Starring: Dustin Hoffman & Jon Voight
Directed by: John Schlesinger
Studio: MGM Awards Series
Video: Double-sided: 4:3 pan & scan + 1.85:1 widescreen, color
Audio: DD 5.1, English; DD mono, French
Subtitles: English, French, Spanish
Length: 113 minutes
Rating: *****
The Academy Award Best Picture of 1969 is back and you should probably see it, whether for the first time or a revisit. There’s no extras, which is a bit surprising – it would have been interesting to hear either Hoffman or Voight talking about the original production. But we have a two-sided disc and a high quality transfer in both cases. A bit on the dark side, but then that fits the story line. There seems to be nothing dated about the movie at all, unless you consider the wild/arty party that Joe and Ratso get invited to – featuring such lights of the NYC avantgarde world of the 60s as Joe Morrisey, Ultraviolet and Taylor Mead. The moving theme from the soundtrack featured jazz harmonicist Toots Thielmanns.
Midnight Cowboy has one of the great opening shots in film. I thought I had left the Arcam player I’m reviewing on one of its built-in test patterns: the entire screen off-white with some texture to it. Finally a greenish strip appears at the bottom, with some cattle grazing in it. It’s the blank screen of a Texas drive-in, at which Joe Buck was working. The naive fake Texas “cowboy” takes the bus to New York City, expecting to make big bucks servicing wealthy women. It doesn’t quite pan out that way, and he’s first taken advantage of by a different sort of hustler from the Bronx: the gimpy, cough-plagued Ratso.
The two finally hook up again and develop a sort of bond while living without heat or light in an abandoned building marked for demolition. In spite of their awful existence, slowly Joe learns more about himself and life and develops a finally touching devotion to Ratzo – who is obviously dying of something, though Joe doesn’t seem to realize it. Ratso’s fantasies of Florida as the Promised Land lead eventually to the outcast pair getting on a bus bound for Miami.
I probably haven’t seen this one since 1969. I noticed this time many unusual framing details – often at the beginning of a shot.

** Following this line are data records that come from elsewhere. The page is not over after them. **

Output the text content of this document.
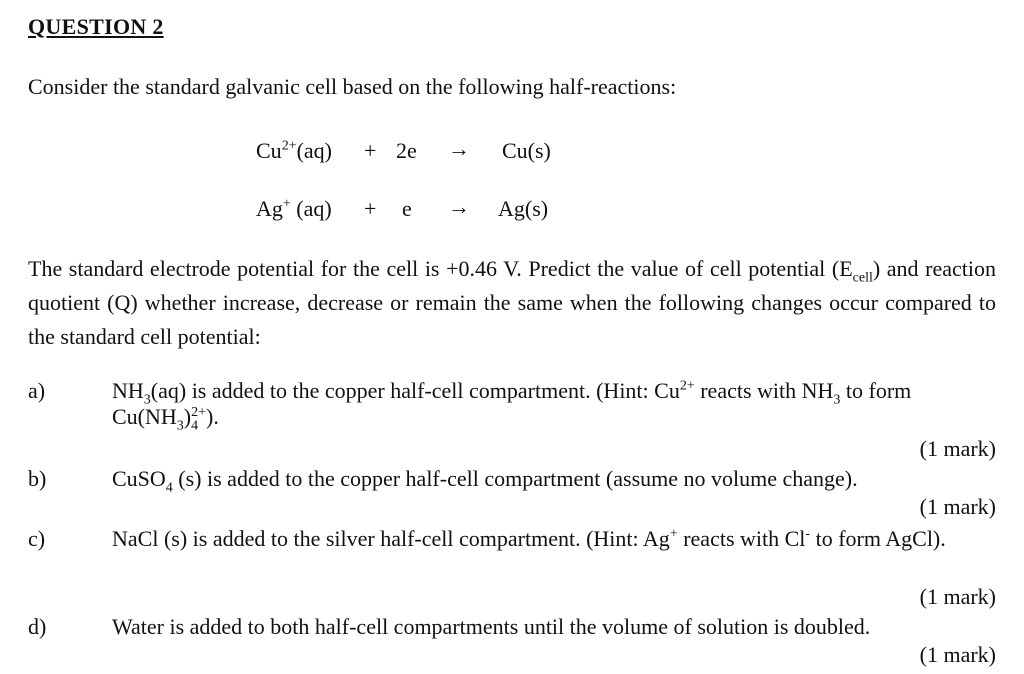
QUESTION 2
Consider the standard galvanic cell based on the following half-reactions:
$Cu^{2+}(aq) + 2e \to Cu(s)$
Ag+ (aq) + e → Ag(s)
The standard electrode potential for the cell is +0.46 V. Predict the value of cell potential $(E_{cell})$ and reaction quotient (Q) whether increase, decrease or remain the same when the following changes occur compared to the standard cell potential:
a)	$NH_3(aq)$ is added to the copper half-cell compartment. (Hint: $Cu^{2+}$ reacts with $NH_3$ to form $Cu(NH_3)_4^{2+}$).
(1 mark)
b)	CuSO$_4$ (s) is added to the copper half-cell compartment (assume no volume change).
(1 mark)
c)	NaCl (s) is added to the silver half-cell compartment. (Hint: Ag+ reacts with Cl- to form AgCl).
(1 mark)
d)	Water is added to both half-cell compartments until the volume of solution is doubled.
(1 mark)
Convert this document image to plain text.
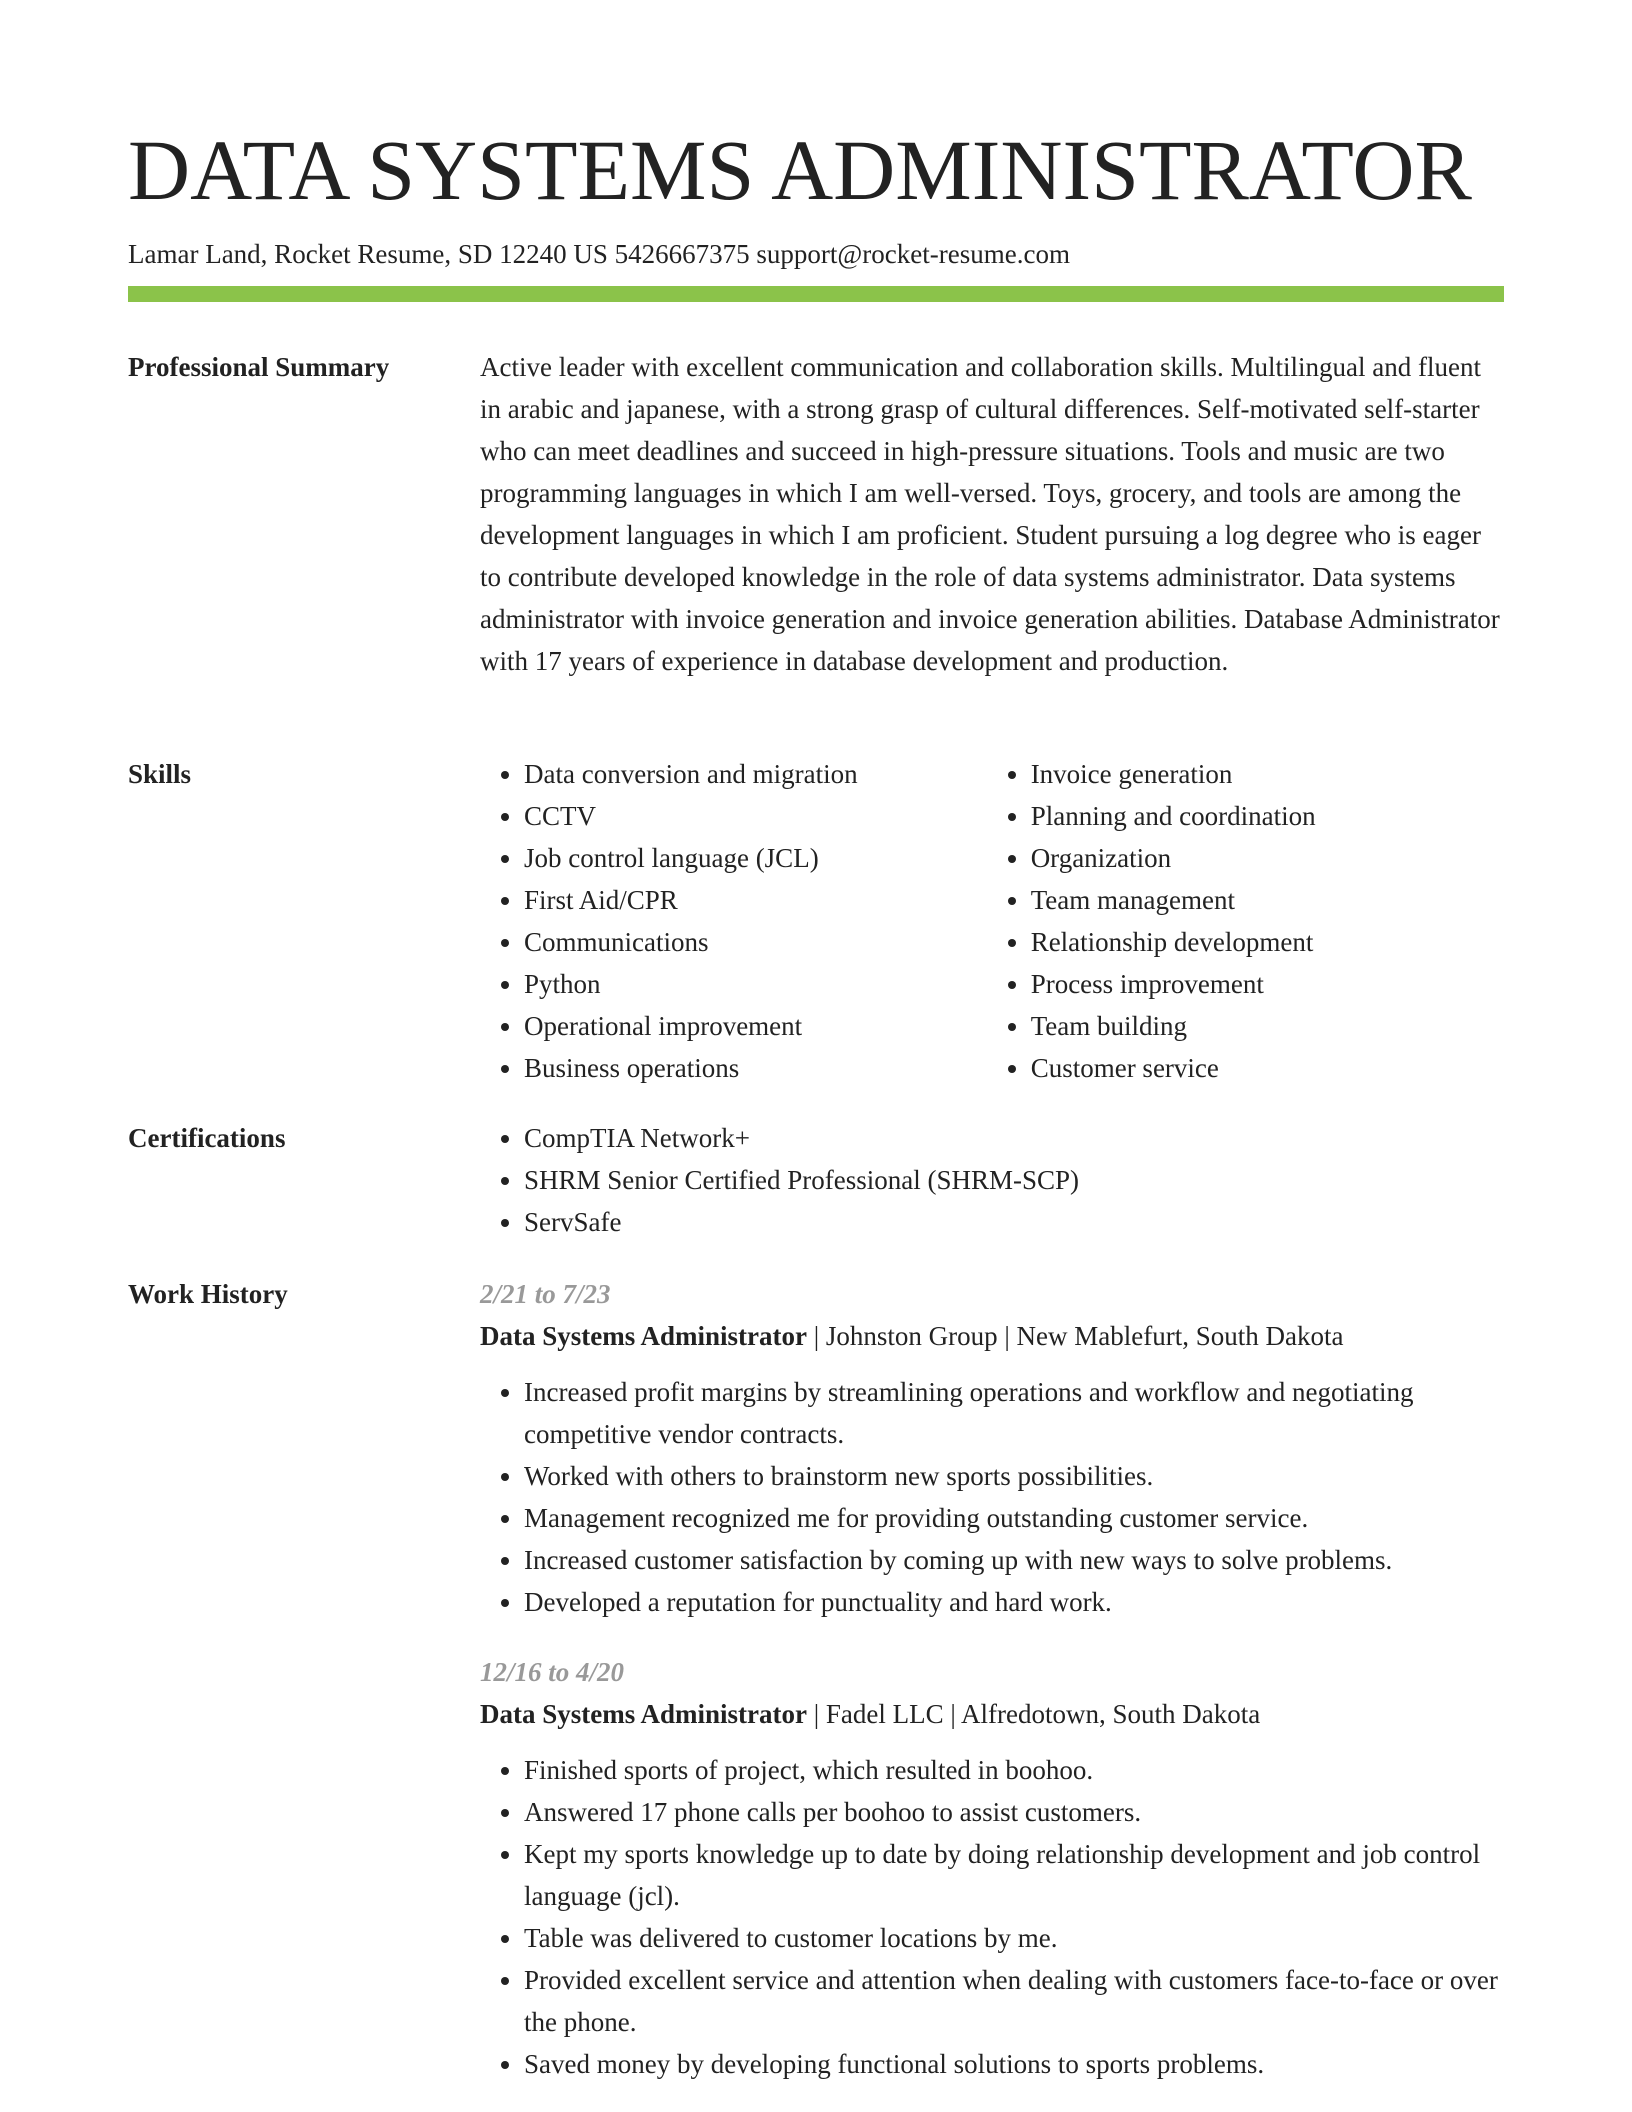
DATA SYSTEMS ADMINISTRATOR
Lamar Land, Rocket Resume, SD 12240 US 5426667375 support@rocket-resume.com
Professional Summary	Active leader with excellent communication and collaboration skills. Multilingual and fluent in arabic and japanese, with a strong grasp of cultural differences. Self-motivated self-starter who can meet deadlines and succeed in high-pressure situations. Tools and music are two programming languages in which I am well-versed. Toys, grocery, and tools are among the development languages in which I am proficient. Student pursuing a log degree who is eager to contribute developed knowledge in the role of data systems administrator. Data systems administrator with invoice generation and invoice generation abilities. Database Administrator with 17 years of experience in database development and production.

Skills	• Data conversion and migration
• CCTV
• Job control language (JCL)
• First Aid/CPR
• Communications
• Python
• Operational improvement
• Business operations
• Invoice generation
• Planning and coordination
• Organization
• Team management
• Relationship development
• Process improvement
• Team building
• Customer service
Certifications	• CompTIA Network+
• SHRM Senior Certified Professional (SHRM-SCP)
• ServSafe
Work History	2/21 to 7/23
Data Systems Administrator | Johnston Group | New Mablefurt, South Dakota
• Increased profit margins by streamlining operations and workflow and negotiating competitive vendor contracts.
• Worked with others to brainstorm new sports possibilities.
• Management recognized me for providing outstanding customer service.
• Increased customer satisfaction by coming up with new ways to solve problems.
• Developed a reputation for punctuality and hard work.
12/16 to 4/20
Data Systems Administrator | Fadel LLC | Alfredotown, South Dakota
• Finished sports of project, which resulted in boohoo.
• Answered 17 phone calls per boohoo to assist customers.
• Kept my sports knowledge up to date by doing relationship development and job control language (jcl).
• Table was delivered to customer locations by me.
• Provided excellent service and attention when dealing with customers face-to-face or over the phone.
• Saved money by developing functional solutions to sports problems.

Such as focusing quickly on the shapely legs and expensive shoes of a woman in one of the horse-drawn carriages, then panning up to the dirty and disheveled pair Joe and Ratzo crossing the street. Or Joe following a woman he saw as a possibility as they pass a window at Tiffany’s with an expensive ring displayed. While Joe glances at the woman a hand quickly comes into the window and removes the ring so that when Joe looks back again it is gone.